E-Mini 5-Minute Chart and What to Expect Today
- Yesterday’s selloff into the close was climactic. There is a 75% chance of sideways trading lasting two hours, beginning before the end of the second hour (bar 24).
- There is a 50% chance of follow-through selling and a 75% chance of sideways trading, as mentioned above.
- There is only a 25% chance that today will be another strong small pullback bear trend day.
- Traders should expect the first two hours of the day to have a lot of trading range price action. This means traders should use caution and expect most breakouts to fail.

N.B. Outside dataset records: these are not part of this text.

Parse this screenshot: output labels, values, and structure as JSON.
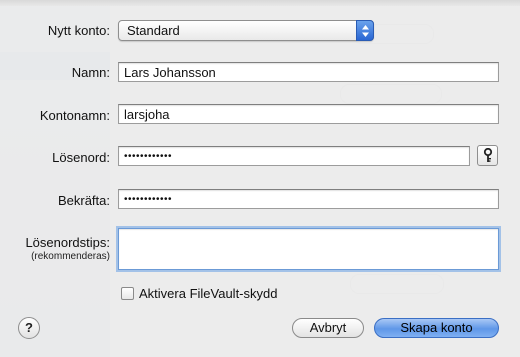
{
  "form": {
    "account_type_label": "Nytt konto:",
    "account_type_value": "Standard",
    "name_label": "Namn:",
    "name_value": "Lars Johansson",
    "account_name_label": "Kontonamn:",
    "account_name_value": "larsjoha",
    "password_label": "Lösenord:",
    "password_value": "••••••••••••",
    "verify_label": "Bekräfta:",
    "verify_value": "••••••••••••",
    "hint_label": "Lösenordstips:",
    "hint_sublabel": "(rekommenderas)",
    "hint_value": "",
    "filevault_label": "Aktivera FileVault-skydd",
    "filevault_checked": false
  },
  "buttons": {
    "help": "?",
    "cancel": "Avbryt",
    "create": "Skapa konto"
  },
  "icons": {
    "popup_arrows": "updown-arrows-icon",
    "password_assistant": "key-icon",
    "help": "question-mark-icon"
  },
  "colors": {
    "accent": "#5f97e8",
    "focus_ring": "#68a0e6"
  }
}
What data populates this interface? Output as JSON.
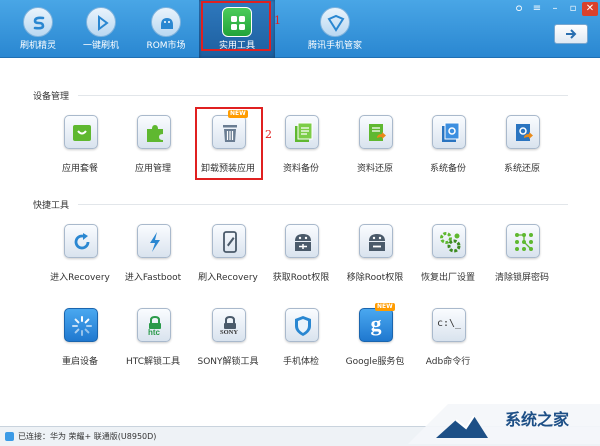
{
  "nav": {
    "items": [
      {
        "label": "刷机精灵",
        "icon": "shuaji-logo-icon"
      },
      {
        "label": "一键刷机",
        "icon": "play-icon"
      },
      {
        "label": "ROM市场",
        "icon": "android-icon"
      },
      {
        "label": "实用工具",
        "icon": "grid-icon",
        "active": true
      },
      {
        "label": "腾讯手机管家",
        "icon": "shield-icon"
      }
    ],
    "marker": "1"
  },
  "sections": {
    "device": {
      "title": "设备管理",
      "tiles": [
        {
          "label": "应用套餐",
          "icon": "shopping-bag-icon"
        },
        {
          "label": "应用管理",
          "icon": "puzzle-icon"
        },
        {
          "label": "卸载预装应用",
          "icon": "trash-icon",
          "badge": "NEW"
        },
        {
          "label": "资料备份",
          "icon": "document-backup-icon"
        },
        {
          "label": "资料还原",
          "icon": "document-restore-icon"
        },
        {
          "label": "系统备份",
          "icon": "system-backup-icon"
        },
        {
          "label": "系统还原",
          "icon": "system-restore-icon"
        }
      ],
      "marker": "2"
    },
    "quick": {
      "title": "快捷工具",
      "tiles": [
        {
          "label": "进入Recovery",
          "icon": "refresh-icon"
        },
        {
          "label": "进入Fastboot",
          "icon": "lightning-icon"
        },
        {
          "label": "刷入Recovery",
          "icon": "phone-edit-icon"
        },
        {
          "label": "获取Root权限",
          "icon": "root-android-icon"
        },
        {
          "label": "移除Root权限",
          "icon": "remove-root-icon"
        },
        {
          "label": "恢复出厂设置",
          "icon": "gears-icon"
        },
        {
          "label": "清除锁屏密码",
          "icon": "pattern-lock-icon"
        },
        {
          "label": "重启设备",
          "icon": "loading-icon"
        },
        {
          "label": "HTC解锁工具",
          "icon": "htc-lock-icon",
          "brand": "htc"
        },
        {
          "label": "SONY解锁工具",
          "icon": "sony-lock-icon",
          "brand": "SONY"
        },
        {
          "label": "手机体检",
          "icon": "shield-check-icon"
        },
        {
          "label": "Google服务包",
          "icon": "google-icon",
          "brand": "g",
          "badge": "NEW"
        },
        {
          "label": "Adb命令行",
          "icon": "terminal-icon",
          "brand": "c:\\_"
        }
      ]
    }
  },
  "status": {
    "text": "已连接：华为 荣耀+ 联通版(U8950D)"
  },
  "watermark": {
    "text": "系统之家"
  },
  "colors": {
    "accent": "#2a87d1",
    "highlight": "#e02020",
    "badge": "#ff9c00"
  }
}
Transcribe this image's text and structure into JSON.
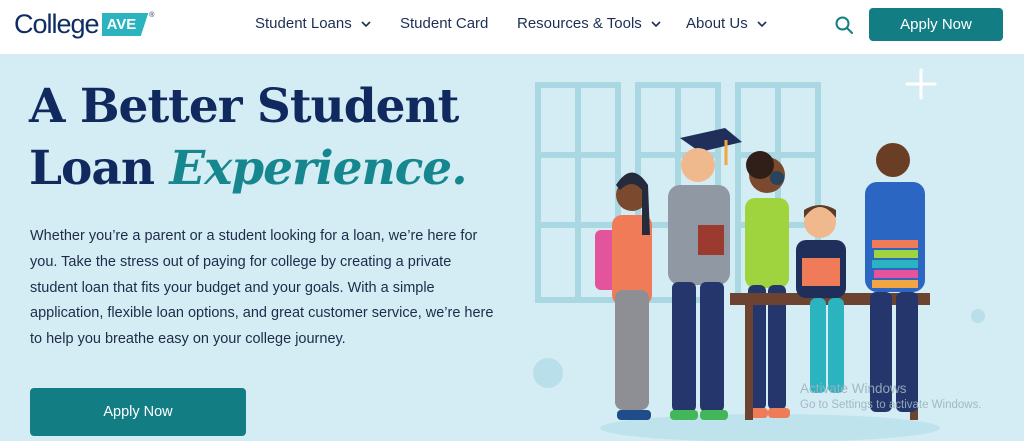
{
  "brand": {
    "logo_text": "College",
    "logo_badge": "AVE",
    "logo_mark": "®"
  },
  "nav": {
    "items": [
      {
        "label": "Student Loans",
        "has_dropdown": true
      },
      {
        "label": "Student Card",
        "has_dropdown": false
      },
      {
        "label": "Resources & Tools",
        "has_dropdown": true
      },
      {
        "label": "About Us",
        "has_dropdown": true
      }
    ],
    "search_icon": "search-icon",
    "apply_label": "Apply Now"
  },
  "hero": {
    "title_line1": "A Better Student",
    "title_line2_plain": "Loan ",
    "title_line2_accent": "Experience.",
    "description": "Whether you’re a parent or a student looking for a loan, we’re here for you. Take the stress out of paying for college by creating a private student loan that fits your budget and your goals. With a simple application, flexible loan options, and great customer service, we’re here to help you breathe easy on your college journey.",
    "cta_label": "Apply Now"
  },
  "watermark": {
    "line1": "Activate Windows",
    "line2": "Go to Settings to activate Windows."
  },
  "colors": {
    "primary_teal": "#127e84",
    "navy": "#10295f",
    "hero_bg": "#d4ecf3",
    "accent_text": "#17878f"
  }
}
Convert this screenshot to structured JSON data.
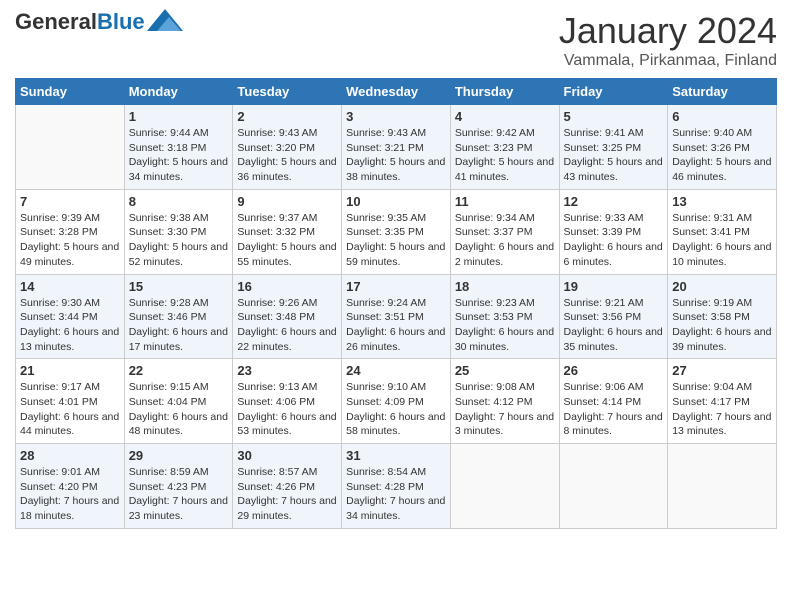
{
  "header": {
    "logo_general": "General",
    "logo_blue": "Blue",
    "month": "January 2024",
    "location": "Vammala, Pirkanmaa, Finland"
  },
  "weekdays": [
    "Sunday",
    "Monday",
    "Tuesday",
    "Wednesday",
    "Thursday",
    "Friday",
    "Saturday"
  ],
  "weeks": [
    [
      {
        "day": "",
        "sunrise": "",
        "sunset": "",
        "daylight": ""
      },
      {
        "day": "1",
        "sunrise": "Sunrise: 9:44 AM",
        "sunset": "Sunset: 3:18 PM",
        "daylight": "Daylight: 5 hours and 34 minutes."
      },
      {
        "day": "2",
        "sunrise": "Sunrise: 9:43 AM",
        "sunset": "Sunset: 3:20 PM",
        "daylight": "Daylight: 5 hours and 36 minutes."
      },
      {
        "day": "3",
        "sunrise": "Sunrise: 9:43 AM",
        "sunset": "Sunset: 3:21 PM",
        "daylight": "Daylight: 5 hours and 38 minutes."
      },
      {
        "day": "4",
        "sunrise": "Sunrise: 9:42 AM",
        "sunset": "Sunset: 3:23 PM",
        "daylight": "Daylight: 5 hours and 41 minutes."
      },
      {
        "day": "5",
        "sunrise": "Sunrise: 9:41 AM",
        "sunset": "Sunset: 3:25 PM",
        "daylight": "Daylight: 5 hours and 43 minutes."
      },
      {
        "day": "6",
        "sunrise": "Sunrise: 9:40 AM",
        "sunset": "Sunset: 3:26 PM",
        "daylight": "Daylight: 5 hours and 46 minutes."
      }
    ],
    [
      {
        "day": "7",
        "sunrise": "Sunrise: 9:39 AM",
        "sunset": "Sunset: 3:28 PM",
        "daylight": "Daylight: 5 hours and 49 minutes."
      },
      {
        "day": "8",
        "sunrise": "Sunrise: 9:38 AM",
        "sunset": "Sunset: 3:30 PM",
        "daylight": "Daylight: 5 hours and 52 minutes."
      },
      {
        "day": "9",
        "sunrise": "Sunrise: 9:37 AM",
        "sunset": "Sunset: 3:32 PM",
        "daylight": "Daylight: 5 hours and 55 minutes."
      },
      {
        "day": "10",
        "sunrise": "Sunrise: 9:35 AM",
        "sunset": "Sunset: 3:35 PM",
        "daylight": "Daylight: 5 hours and 59 minutes."
      },
      {
        "day": "11",
        "sunrise": "Sunrise: 9:34 AM",
        "sunset": "Sunset: 3:37 PM",
        "daylight": "Daylight: 6 hours and 2 minutes."
      },
      {
        "day": "12",
        "sunrise": "Sunrise: 9:33 AM",
        "sunset": "Sunset: 3:39 PM",
        "daylight": "Daylight: 6 hours and 6 minutes."
      },
      {
        "day": "13",
        "sunrise": "Sunrise: 9:31 AM",
        "sunset": "Sunset: 3:41 PM",
        "daylight": "Daylight: 6 hours and 10 minutes."
      }
    ],
    [
      {
        "day": "14",
        "sunrise": "Sunrise: 9:30 AM",
        "sunset": "Sunset: 3:44 PM",
        "daylight": "Daylight: 6 hours and 13 minutes."
      },
      {
        "day": "15",
        "sunrise": "Sunrise: 9:28 AM",
        "sunset": "Sunset: 3:46 PM",
        "daylight": "Daylight: 6 hours and 17 minutes."
      },
      {
        "day": "16",
        "sunrise": "Sunrise: 9:26 AM",
        "sunset": "Sunset: 3:48 PM",
        "daylight": "Daylight: 6 hours and 22 minutes."
      },
      {
        "day": "17",
        "sunrise": "Sunrise: 9:24 AM",
        "sunset": "Sunset: 3:51 PM",
        "daylight": "Daylight: 6 hours and 26 minutes."
      },
      {
        "day": "18",
        "sunrise": "Sunrise: 9:23 AM",
        "sunset": "Sunset: 3:53 PM",
        "daylight": "Daylight: 6 hours and 30 minutes."
      },
      {
        "day": "19",
        "sunrise": "Sunrise: 9:21 AM",
        "sunset": "Sunset: 3:56 PM",
        "daylight": "Daylight: 6 hours and 35 minutes."
      },
      {
        "day": "20",
        "sunrise": "Sunrise: 9:19 AM",
        "sunset": "Sunset: 3:58 PM",
        "daylight": "Daylight: 6 hours and 39 minutes."
      }
    ],
    [
      {
        "day": "21",
        "sunrise": "Sunrise: 9:17 AM",
        "sunset": "Sunset: 4:01 PM",
        "daylight": "Daylight: 6 hours and 44 minutes."
      },
      {
        "day": "22",
        "sunrise": "Sunrise: 9:15 AM",
        "sunset": "Sunset: 4:04 PM",
        "daylight": "Daylight: 6 hours and 48 minutes."
      },
      {
        "day": "23",
        "sunrise": "Sunrise: 9:13 AM",
        "sunset": "Sunset: 4:06 PM",
        "daylight": "Daylight: 6 hours and 53 minutes."
      },
      {
        "day": "24",
        "sunrise": "Sunrise: 9:10 AM",
        "sunset": "Sunset: 4:09 PM",
        "daylight": "Daylight: 6 hours and 58 minutes."
      },
      {
        "day": "25",
        "sunrise": "Sunrise: 9:08 AM",
        "sunset": "Sunset: 4:12 PM",
        "daylight": "Daylight: 7 hours and 3 minutes."
      },
      {
        "day": "26",
        "sunrise": "Sunrise: 9:06 AM",
        "sunset": "Sunset: 4:14 PM",
        "daylight": "Daylight: 7 hours and 8 minutes."
      },
      {
        "day": "27",
        "sunrise": "Sunrise: 9:04 AM",
        "sunset": "Sunset: 4:17 PM",
        "daylight": "Daylight: 7 hours and 13 minutes."
      }
    ],
    [
      {
        "day": "28",
        "sunrise": "Sunrise: 9:01 AM",
        "sunset": "Sunset: 4:20 PM",
        "daylight": "Daylight: 7 hours and 18 minutes."
      },
      {
        "day": "29",
        "sunrise": "Sunrise: 8:59 AM",
        "sunset": "Sunset: 4:23 PM",
        "daylight": "Daylight: 7 hours and 23 minutes."
      },
      {
        "day": "30",
        "sunrise": "Sunrise: 8:57 AM",
        "sunset": "Sunset: 4:26 PM",
        "daylight": "Daylight: 7 hours and 29 minutes."
      },
      {
        "day": "31",
        "sunrise": "Sunrise: 8:54 AM",
        "sunset": "Sunset: 4:28 PM",
        "daylight": "Daylight: 7 hours and 34 minutes."
      },
      {
        "day": "",
        "sunrise": "",
        "sunset": "",
        "daylight": ""
      },
      {
        "day": "",
        "sunrise": "",
        "sunset": "",
        "daylight": ""
      },
      {
        "day": "",
        "sunrise": "",
        "sunset": "",
        "daylight": ""
      }
    ]
  ]
}
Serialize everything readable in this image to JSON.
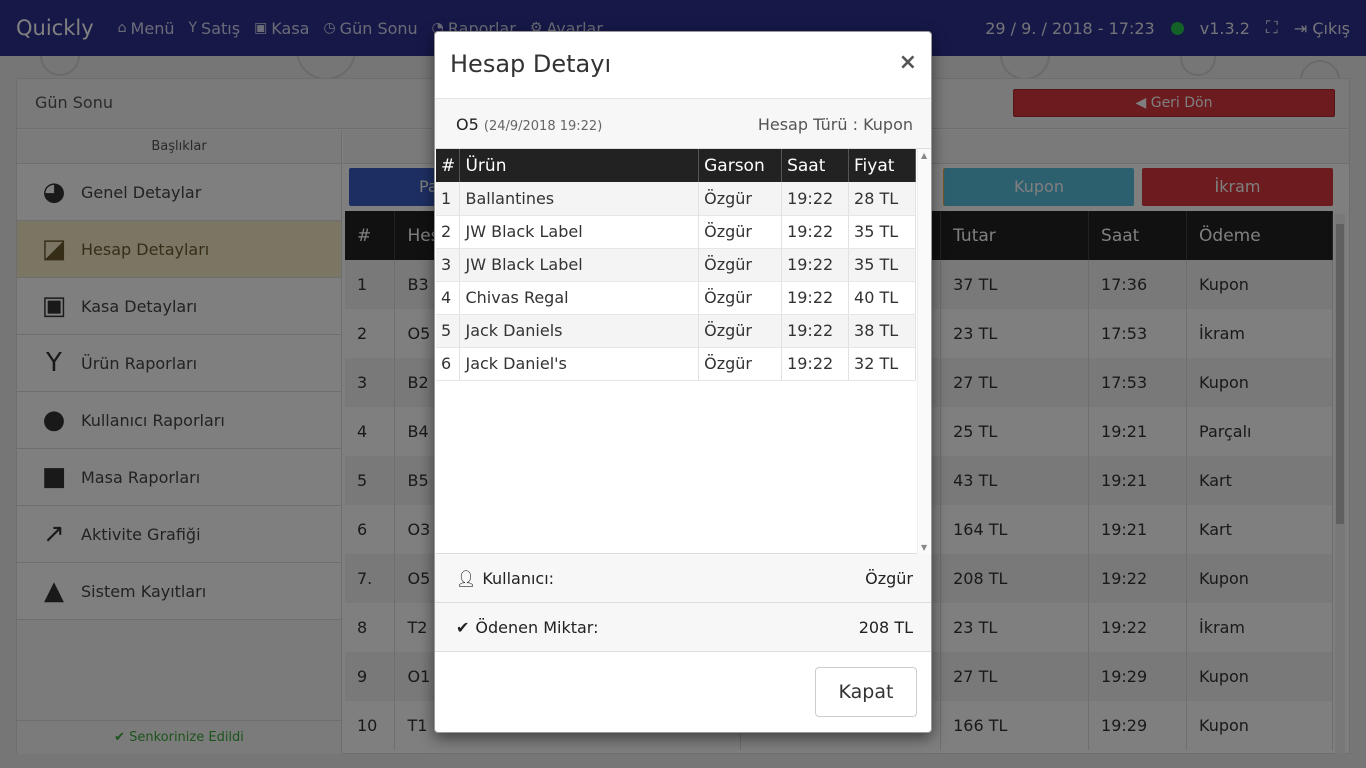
{
  "topbar": {
    "brand": "Quickly",
    "nav": [
      {
        "icon": "home-icon",
        "glyph": "⌂",
        "label": "Menü"
      },
      {
        "icon": "glass-icon",
        "glyph": "Y",
        "label": "Satış"
      },
      {
        "icon": "money-icon",
        "glyph": "▣",
        "label": "Kasa"
      },
      {
        "icon": "clock-icon",
        "glyph": "◷",
        "label": "Gün Sonu"
      },
      {
        "icon": "pie-icon",
        "glyph": "◔",
        "label": "Raporlar"
      },
      {
        "icon": "gears-icon",
        "glyph": "⚙",
        "label": "Ayarlar"
      }
    ],
    "datetime": "29 / 9. / 2018 - 17:23",
    "version": "v1.3.2",
    "logout": "Çıkış"
  },
  "page": {
    "title": "Gün Sonu",
    "back_button": "◀ Geri Dön"
  },
  "leftmenu": {
    "heading": "Başlıklar",
    "items": [
      {
        "label": "Genel Detaylar",
        "icon": "pie-chart-icon",
        "glyph": "◕"
      },
      {
        "label": "Hesap Detayları",
        "icon": "sticky-note-icon",
        "glyph": "◪"
      },
      {
        "label": "Kasa Detayları",
        "icon": "money-icon",
        "glyph": "▣"
      },
      {
        "label": "Ürün Raporları",
        "icon": "cocktail-icon",
        "glyph": "Y"
      },
      {
        "label": "Kullanıcı Raporları",
        "icon": "user-icon",
        "glyph": "●"
      },
      {
        "label": "Masa Raporları",
        "icon": "stop-icon",
        "glyph": "■"
      },
      {
        "label": "Aktivite Grafiği",
        "icon": "line-chart-icon",
        "glyph": "↗"
      },
      {
        "label": "Sistem Kayıtları",
        "icon": "bell-icon",
        "glyph": "▲"
      }
    ],
    "sync": "✔ Senkorinize Edildi"
  },
  "filters": {
    "left_visible": "Pa",
    "kupon": "Kupon",
    "ikram": "İkram"
  },
  "bgtable": {
    "headers": [
      "#",
      "Hes",
      "Tutar",
      "Saat",
      "Ödeme"
    ],
    "rows": [
      [
        "1",
        "B3",
        "37 TL",
        "17:36",
        "Kupon"
      ],
      [
        "2",
        "O5",
        "23 TL",
        "17:53",
        "İkram"
      ],
      [
        "3",
        "B2",
        "27 TL",
        "17:53",
        "Kupon"
      ],
      [
        "4",
        "B4",
        "25 TL",
        "19:21",
        "Parçalı"
      ],
      [
        "5",
        "B5",
        "43 TL",
        "19:21",
        "Kart"
      ],
      [
        "6",
        "O3",
        "164 TL",
        "19:21",
        "Kart"
      ],
      [
        "7.",
        "O5",
        "208 TL",
        "19:22",
        "Kupon"
      ],
      [
        "8",
        "T2",
        "23 TL",
        "19:22",
        "İkram"
      ],
      [
        "9",
        "O1",
        "27 TL",
        "19:29",
        "Kupon"
      ],
      [
        "10",
        "T1",
        "166 TL",
        "19:29",
        "Kupon"
      ]
    ]
  },
  "modal": {
    "title": "Hesap Detayı",
    "close_x": "×",
    "account_code": "O5",
    "account_date": "(24/9/2018 19:22)",
    "account_type": "Hesap Türü : Kupon",
    "table": {
      "headers": [
        "#",
        "Ürün",
        "Garson",
        "Saat",
        "Fiyat"
      ],
      "rows": [
        [
          "1",
          "Ballantines",
          "Özgür",
          "19:22",
          "28 TL"
        ],
        [
          "2",
          "JW Black Label",
          "Özgür",
          "19:22",
          "35 TL"
        ],
        [
          "3",
          "JW Black Label",
          "Özgür",
          "19:22",
          "35 TL"
        ],
        [
          "4",
          "Chivas Regal",
          "Özgür",
          "19:22",
          "40 TL"
        ],
        [
          "5",
          "Jack Daniels",
          "Özgür",
          "19:22",
          "38 TL"
        ],
        [
          "6",
          "Jack Daniel's",
          "Özgür",
          "19:22",
          "32 TL"
        ]
      ]
    },
    "user_label": "Kullanıcı:",
    "user_value": "Özgür",
    "paid_label": "Ödenen Miktar:",
    "paid_value": "208 TL",
    "close_button": "Kapat"
  }
}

- Today is Friday, so weekly support and resistance is important. The market is near the open of the week is 4,575.25. This will probably be an important magnet today as bears want the market to close below it, creating a bear bar on the weekly chart.
- Traders should pay attention to the open of the day as the bears want follow-through after yesterday’s bear breakout, and the bulls want to prevent it.
- Lastly, today is Friday, which means there is an increased risk of a surprise breakout up or down in the final hours of the day as traders decide on the close of the weekly chart. Traders should be open to any possibility and must not deny the price action in front of them.
Yesterday’s Emini setups
Here are several reasonable stop-entry setups from yesterday. I show each buy entry with a green rectangle and each sell entry with a red rectangle. Buyers of both the Brooks Trading Course and Encyclopedia of Chart Patterns have access to a near 4-year library of more detailed explanations of swing trade setups (see Online Course/BTC Daily Setups). Encyclopedia members get current daily charts added to Encyclopedia.
My goal with these charts is to present an Always In perspective. If a trader was trying to be Always In or nearly Always In a position all day, and he was not currently in the market, these entries would be logical times for him to enter. These, therefore, are swing entries.
It is important to understand that most swing setups do not lead to swing trades. As soon as traders are disappointed, many exit. Those who exit prefer to get out with a small profit (scalp), but often have to exit with a small loss.
If the risk is too big for your account, you should wait for trades with less risk or trade an alternative market like the Micro Emini.